Some third parties deploy third party positioning platforms capable of realizing indoor high-precision positioning for facilitating realization of services of the third parties, and the disclosure does not limit what type of indoor positioning the third party positioning platforms realize. For example, the third-party positioning platform may implement indoor high-precision positioning based on one or more technologies such as bluetooth fingerprint, bluetooth AOA (Angle Of Arrival), WIFI fingerprint, UWB (Ultra Wide Band), vSlam (Visual Simultaneous Localization And Mapping), and may sense the height Of the floor where the UE is located.

However, the third party is only limited to positioning in a scene where the corresponding positioning device is deployed, and the problem of a small positioning range exists.

The embodiment of the disclosure provides a positioning mode, which converges the positioning capabilities of different third-party positioning platforms by introducing an intermediate network device.
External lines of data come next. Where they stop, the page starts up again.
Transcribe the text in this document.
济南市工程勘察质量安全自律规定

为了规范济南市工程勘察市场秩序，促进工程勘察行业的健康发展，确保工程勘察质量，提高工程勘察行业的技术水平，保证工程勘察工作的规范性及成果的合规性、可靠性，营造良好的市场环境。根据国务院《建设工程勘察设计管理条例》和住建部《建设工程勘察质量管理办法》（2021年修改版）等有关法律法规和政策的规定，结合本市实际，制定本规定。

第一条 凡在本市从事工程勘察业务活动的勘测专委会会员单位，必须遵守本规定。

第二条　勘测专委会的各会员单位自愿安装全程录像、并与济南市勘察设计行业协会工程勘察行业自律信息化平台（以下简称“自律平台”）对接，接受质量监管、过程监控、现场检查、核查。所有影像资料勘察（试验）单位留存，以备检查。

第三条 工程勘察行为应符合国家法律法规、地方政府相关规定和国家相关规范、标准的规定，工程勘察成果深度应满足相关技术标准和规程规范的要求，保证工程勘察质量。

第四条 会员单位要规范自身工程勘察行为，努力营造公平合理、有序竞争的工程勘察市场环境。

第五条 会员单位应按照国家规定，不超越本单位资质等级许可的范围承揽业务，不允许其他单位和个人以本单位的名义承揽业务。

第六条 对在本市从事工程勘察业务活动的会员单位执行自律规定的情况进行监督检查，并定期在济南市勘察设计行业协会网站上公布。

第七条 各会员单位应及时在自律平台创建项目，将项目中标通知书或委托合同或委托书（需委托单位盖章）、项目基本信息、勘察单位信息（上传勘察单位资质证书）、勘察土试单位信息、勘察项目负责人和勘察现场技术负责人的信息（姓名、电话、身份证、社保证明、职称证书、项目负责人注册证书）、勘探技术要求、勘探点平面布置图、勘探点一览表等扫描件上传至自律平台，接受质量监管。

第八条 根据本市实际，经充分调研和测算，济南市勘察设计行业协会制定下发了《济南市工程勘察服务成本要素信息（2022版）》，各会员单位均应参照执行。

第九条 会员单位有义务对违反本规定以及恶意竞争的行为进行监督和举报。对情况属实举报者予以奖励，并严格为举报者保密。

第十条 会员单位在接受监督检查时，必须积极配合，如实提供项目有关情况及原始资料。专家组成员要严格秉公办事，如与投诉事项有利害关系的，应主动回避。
Under the condition that an outdoor intensive positioning platform is not changed, switching of indoor and outdoor positioning capabilities is achieved through an SUPL protocol, in the process of positioning UE, under the condition that the UE is in an outdoor environment, the outdoor intensive positioning platform provides positioning service for U in the modes of 5G positioning or satellite positioning and the like, and under the condition that the UE is in an indoor environment, the outdoor intensive positioning platform and a third-party positioning platform cooperate to provide indoor high-precision positioning service for the UE.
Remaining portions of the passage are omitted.